According to Hana Securities, there were three main characteristics of the successful technical rebounds in 2019 and 2023. First, stocks in the semiconductor and automotive sectors rose significantly compared to the market conditions. Additionally, both institutional and foreign investors recorded net buying. Furthermore, there was a strong conviction that the earnings had hit rock bottom that year.

It is not the case that earnings were good in 2019 and 2023. The operating profit (OP) growth rates for 2019 and 2023 were -29% and -21%, respectively. There was a gap of 33% and 21% compared to the estimates at the beginning of the year, yet the stock prices rose due to the so-called magical term often mentioned in Yeouido, "anticipatory reflection." While the earnings in 2019 and 2023 were poor, investors had confidence that they had reached the bottom.

The operating profit (OP) growth rate for 2025 is projected to be around 21%, but there are many who believe it will fall short of this prediction. In other words, there is a possibility that the theory of an earnings low will spread throughout 2025.

Now, what remains are the semiconductor and automotive sectors as well as institutional and foreign supply and demand. The more evident the slowdown in foreign selling of semiconductor stocks and the stabilization signals of the won-dollar exchange rate become, the higher the likelihood of a technical rebound in the market.
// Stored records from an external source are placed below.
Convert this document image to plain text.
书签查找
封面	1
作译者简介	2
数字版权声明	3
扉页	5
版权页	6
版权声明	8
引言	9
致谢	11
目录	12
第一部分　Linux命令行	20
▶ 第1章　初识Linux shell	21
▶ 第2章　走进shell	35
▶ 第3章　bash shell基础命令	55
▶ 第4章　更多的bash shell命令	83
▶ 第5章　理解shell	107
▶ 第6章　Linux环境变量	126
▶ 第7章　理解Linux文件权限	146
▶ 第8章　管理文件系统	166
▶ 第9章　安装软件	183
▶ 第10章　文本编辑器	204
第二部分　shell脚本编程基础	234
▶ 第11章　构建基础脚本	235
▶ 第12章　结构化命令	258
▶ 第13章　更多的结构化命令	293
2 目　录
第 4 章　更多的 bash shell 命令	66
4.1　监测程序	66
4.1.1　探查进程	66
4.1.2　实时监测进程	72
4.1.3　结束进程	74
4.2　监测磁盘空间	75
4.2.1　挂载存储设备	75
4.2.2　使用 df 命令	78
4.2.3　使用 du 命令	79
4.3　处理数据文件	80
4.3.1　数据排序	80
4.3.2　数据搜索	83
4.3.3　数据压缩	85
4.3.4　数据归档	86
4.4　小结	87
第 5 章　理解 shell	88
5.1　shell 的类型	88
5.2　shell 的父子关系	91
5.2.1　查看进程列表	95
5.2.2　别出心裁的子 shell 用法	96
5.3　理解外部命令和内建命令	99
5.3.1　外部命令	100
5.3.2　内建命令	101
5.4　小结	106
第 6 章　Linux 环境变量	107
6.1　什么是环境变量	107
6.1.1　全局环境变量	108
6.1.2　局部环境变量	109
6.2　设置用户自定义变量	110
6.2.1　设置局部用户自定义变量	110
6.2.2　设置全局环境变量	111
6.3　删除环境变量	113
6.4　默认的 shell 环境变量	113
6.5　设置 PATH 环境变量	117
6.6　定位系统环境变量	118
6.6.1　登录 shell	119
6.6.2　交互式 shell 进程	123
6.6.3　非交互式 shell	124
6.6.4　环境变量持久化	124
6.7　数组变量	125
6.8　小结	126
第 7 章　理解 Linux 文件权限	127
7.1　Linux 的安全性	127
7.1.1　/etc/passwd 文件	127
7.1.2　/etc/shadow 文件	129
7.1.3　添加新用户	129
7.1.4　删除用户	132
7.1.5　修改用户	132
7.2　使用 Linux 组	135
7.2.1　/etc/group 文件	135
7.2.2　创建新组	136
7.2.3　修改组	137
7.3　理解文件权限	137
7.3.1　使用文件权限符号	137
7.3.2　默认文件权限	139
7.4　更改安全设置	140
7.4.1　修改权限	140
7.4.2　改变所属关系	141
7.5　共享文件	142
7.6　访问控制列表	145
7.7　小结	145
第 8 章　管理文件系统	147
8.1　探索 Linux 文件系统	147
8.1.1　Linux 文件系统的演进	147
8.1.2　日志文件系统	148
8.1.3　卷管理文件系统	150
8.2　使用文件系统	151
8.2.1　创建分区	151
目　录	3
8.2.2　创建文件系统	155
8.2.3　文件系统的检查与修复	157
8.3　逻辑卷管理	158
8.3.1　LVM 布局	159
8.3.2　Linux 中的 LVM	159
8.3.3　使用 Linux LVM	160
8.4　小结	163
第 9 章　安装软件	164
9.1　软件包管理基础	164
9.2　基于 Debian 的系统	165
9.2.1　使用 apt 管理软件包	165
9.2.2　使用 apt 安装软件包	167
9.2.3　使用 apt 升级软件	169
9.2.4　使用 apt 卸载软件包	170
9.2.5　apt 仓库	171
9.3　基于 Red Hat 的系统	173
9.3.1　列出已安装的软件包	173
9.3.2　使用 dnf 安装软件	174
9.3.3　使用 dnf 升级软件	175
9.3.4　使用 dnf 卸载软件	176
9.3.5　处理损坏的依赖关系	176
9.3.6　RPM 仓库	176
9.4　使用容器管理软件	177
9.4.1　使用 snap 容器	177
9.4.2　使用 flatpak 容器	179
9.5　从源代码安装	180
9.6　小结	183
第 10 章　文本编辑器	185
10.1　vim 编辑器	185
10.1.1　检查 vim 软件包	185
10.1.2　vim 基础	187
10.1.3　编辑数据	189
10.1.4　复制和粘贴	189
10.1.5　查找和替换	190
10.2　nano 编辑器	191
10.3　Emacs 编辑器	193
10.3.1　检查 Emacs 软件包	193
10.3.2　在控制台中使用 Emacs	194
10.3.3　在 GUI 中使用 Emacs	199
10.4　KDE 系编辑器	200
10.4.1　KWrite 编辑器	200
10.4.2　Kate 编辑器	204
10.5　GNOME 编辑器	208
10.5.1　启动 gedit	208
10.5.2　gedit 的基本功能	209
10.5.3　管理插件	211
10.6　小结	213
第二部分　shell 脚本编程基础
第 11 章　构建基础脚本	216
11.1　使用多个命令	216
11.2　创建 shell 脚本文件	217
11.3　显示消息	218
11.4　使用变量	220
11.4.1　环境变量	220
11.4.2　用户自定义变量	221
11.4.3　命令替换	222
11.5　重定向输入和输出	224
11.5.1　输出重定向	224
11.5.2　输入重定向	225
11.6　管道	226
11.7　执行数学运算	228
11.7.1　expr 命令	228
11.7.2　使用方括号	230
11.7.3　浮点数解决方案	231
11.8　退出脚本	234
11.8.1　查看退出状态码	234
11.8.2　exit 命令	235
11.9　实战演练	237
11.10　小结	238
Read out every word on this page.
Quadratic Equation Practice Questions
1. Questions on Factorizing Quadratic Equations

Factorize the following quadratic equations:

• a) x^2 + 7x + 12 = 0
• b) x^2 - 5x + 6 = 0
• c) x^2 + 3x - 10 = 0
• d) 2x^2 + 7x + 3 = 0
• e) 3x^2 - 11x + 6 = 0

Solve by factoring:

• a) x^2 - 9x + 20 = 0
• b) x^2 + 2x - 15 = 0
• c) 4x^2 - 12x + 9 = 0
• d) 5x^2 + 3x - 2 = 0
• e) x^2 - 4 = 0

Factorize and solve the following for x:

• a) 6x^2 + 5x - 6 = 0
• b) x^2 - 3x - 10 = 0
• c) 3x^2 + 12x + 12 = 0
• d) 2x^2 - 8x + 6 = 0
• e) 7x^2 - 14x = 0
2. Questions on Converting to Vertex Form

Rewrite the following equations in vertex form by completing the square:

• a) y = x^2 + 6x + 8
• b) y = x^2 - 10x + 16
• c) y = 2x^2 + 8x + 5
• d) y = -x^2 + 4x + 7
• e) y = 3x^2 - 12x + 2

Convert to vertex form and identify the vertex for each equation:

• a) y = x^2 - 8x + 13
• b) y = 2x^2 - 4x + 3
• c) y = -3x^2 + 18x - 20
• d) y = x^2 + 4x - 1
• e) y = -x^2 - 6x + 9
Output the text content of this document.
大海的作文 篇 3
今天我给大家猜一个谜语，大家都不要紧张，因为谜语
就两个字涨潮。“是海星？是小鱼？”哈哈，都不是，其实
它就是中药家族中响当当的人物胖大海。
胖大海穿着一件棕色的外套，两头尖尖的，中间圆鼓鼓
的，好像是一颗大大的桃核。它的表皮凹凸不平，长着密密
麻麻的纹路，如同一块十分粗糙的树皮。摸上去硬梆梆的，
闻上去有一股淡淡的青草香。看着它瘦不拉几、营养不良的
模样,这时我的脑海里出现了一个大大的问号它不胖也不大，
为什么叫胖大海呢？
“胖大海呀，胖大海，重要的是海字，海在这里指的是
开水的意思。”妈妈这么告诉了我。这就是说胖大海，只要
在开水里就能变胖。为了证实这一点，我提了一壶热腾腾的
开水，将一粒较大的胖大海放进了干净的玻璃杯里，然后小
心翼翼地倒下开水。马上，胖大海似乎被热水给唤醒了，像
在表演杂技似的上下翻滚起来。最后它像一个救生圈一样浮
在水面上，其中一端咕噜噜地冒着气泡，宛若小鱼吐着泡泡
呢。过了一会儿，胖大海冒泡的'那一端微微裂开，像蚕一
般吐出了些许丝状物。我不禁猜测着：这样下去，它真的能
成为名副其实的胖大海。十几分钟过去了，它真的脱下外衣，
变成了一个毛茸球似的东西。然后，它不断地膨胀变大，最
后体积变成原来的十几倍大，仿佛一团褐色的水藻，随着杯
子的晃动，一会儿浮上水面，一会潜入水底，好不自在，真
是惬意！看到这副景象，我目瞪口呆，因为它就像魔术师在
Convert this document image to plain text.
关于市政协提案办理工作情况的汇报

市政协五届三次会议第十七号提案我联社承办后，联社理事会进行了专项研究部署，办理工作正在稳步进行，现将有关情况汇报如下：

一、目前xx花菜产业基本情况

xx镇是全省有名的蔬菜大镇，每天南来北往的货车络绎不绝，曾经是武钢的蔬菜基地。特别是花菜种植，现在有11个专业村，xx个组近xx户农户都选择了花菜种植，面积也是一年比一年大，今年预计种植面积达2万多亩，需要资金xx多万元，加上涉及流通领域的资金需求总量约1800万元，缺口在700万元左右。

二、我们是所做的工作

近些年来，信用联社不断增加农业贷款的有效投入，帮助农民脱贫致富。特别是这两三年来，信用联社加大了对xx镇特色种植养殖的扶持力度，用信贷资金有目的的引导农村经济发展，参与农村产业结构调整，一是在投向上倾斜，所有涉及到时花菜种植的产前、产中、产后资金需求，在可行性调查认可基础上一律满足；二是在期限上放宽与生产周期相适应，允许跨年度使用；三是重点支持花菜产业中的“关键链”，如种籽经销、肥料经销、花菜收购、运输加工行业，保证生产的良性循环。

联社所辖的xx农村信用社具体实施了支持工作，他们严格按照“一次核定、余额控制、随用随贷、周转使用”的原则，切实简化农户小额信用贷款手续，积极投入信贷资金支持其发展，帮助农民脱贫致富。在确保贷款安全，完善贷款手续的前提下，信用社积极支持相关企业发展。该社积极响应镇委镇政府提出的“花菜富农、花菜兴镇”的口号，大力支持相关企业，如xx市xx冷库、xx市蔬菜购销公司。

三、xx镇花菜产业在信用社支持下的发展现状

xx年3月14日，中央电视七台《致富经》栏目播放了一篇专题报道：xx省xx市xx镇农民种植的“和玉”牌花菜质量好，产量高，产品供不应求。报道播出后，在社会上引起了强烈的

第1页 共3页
However, what should be done if that does not happen? Lee Kyung-soo from Hana Securities noted, "A methodology suited for a stable strategy that exceeds market revenue, such as high dividends or undervalued stocks, is effective. In January, it is necessary to focus not only on undervalued stocks but also on sectors with excessive price drops and earnings upgrades, particularly the quality factor stocks."